11-12-2010, 07:18 AM
OnEntertainment, I would say sports and theatrics are a diversion from real life. Hard working people and people with anxiety need something to relax themselves. They find the time to watch Sports as well as Theatre productions. It's the people's choice on what they choose. In America, team sports lead the pack on sports; and movies lead the pack on theatrics.
Figure Skating which has a bit of both sport and theatrics within its framework seems to me to clash between the diverse forms of entertainment. Most fans are enamored with the performance of the sport and do not wish to separate the two parts. Those fans have found new and interesting music in their lives and want to watch skaters perform to it especially on television. Other, who travel to FS venues, enjoy the 'show' and the commeraderie of the spectators.
The two types of fans love the fact that there is a 'show' in the SP as well as in the LP, and are adament about not changing that. They use the old format of School Figures in a PC named Skating Skills. Skating Skills are definitely a technical term which were separated in the origins of Figure Skating. Then it was called School Figures, and was kept separate from the Presentation.
The times! they were achanging!
Figure Skating became popular in the US and Europe because of Sonia Henie movies - not because of Sport but because of the glamor of it all.
Since big bucks are involved in skating, I do not see any chance for a Technical sport. That SP is one big joke and money maker, imo.
11-13-2010, 02:05 PM
Thanks for the link!
Originally Posted by Mathman
Interesting that Jan Hoffmann did participate in 4 Olympics
and as he retired as the reigning Olympic silver medalist and World champion in 1980, he still was only 24 years old...
11-13-2010, 03:09 PM
^ Wow, I didn't know that Jan Hoffmann competed at the 1968 Olympics at age TWELVE!
Great post, and a very interesting perspective. So maybe the right way to look at CoP scoring is something like this. There are three aspects to consider.
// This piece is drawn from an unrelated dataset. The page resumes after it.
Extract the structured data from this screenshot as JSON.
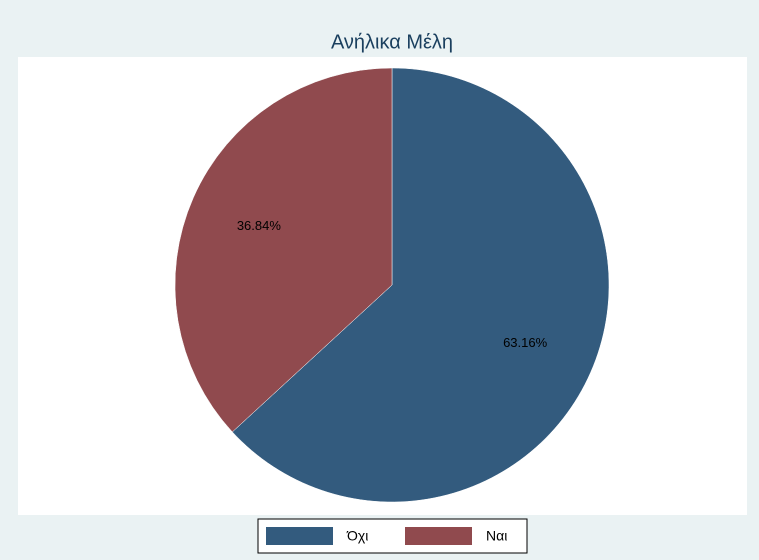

Originally Posted by Joeesitz
(1) Technique. This is the blade-on-ice part. Formerly figures, now incorporated into Skating Skills and Transitions. Counts for 20% of the total score.
(2) Circus tricks (jumps, etc.) This aspect gradually became more and more important until, under 6.0, it was practically everything. The CoP, in its advertised quest for a balanced program, reduced the value of highlight elements to 50% of the total.
(3) Pageantry. Costumes, music, choreography and the like. Now counts for 30& of the score under the headings Performance/Execution, Choreography/Composition, and Interpretation.
So it might make sense to have three separate components to a competition. A technical part, a jumping part, and a performance part.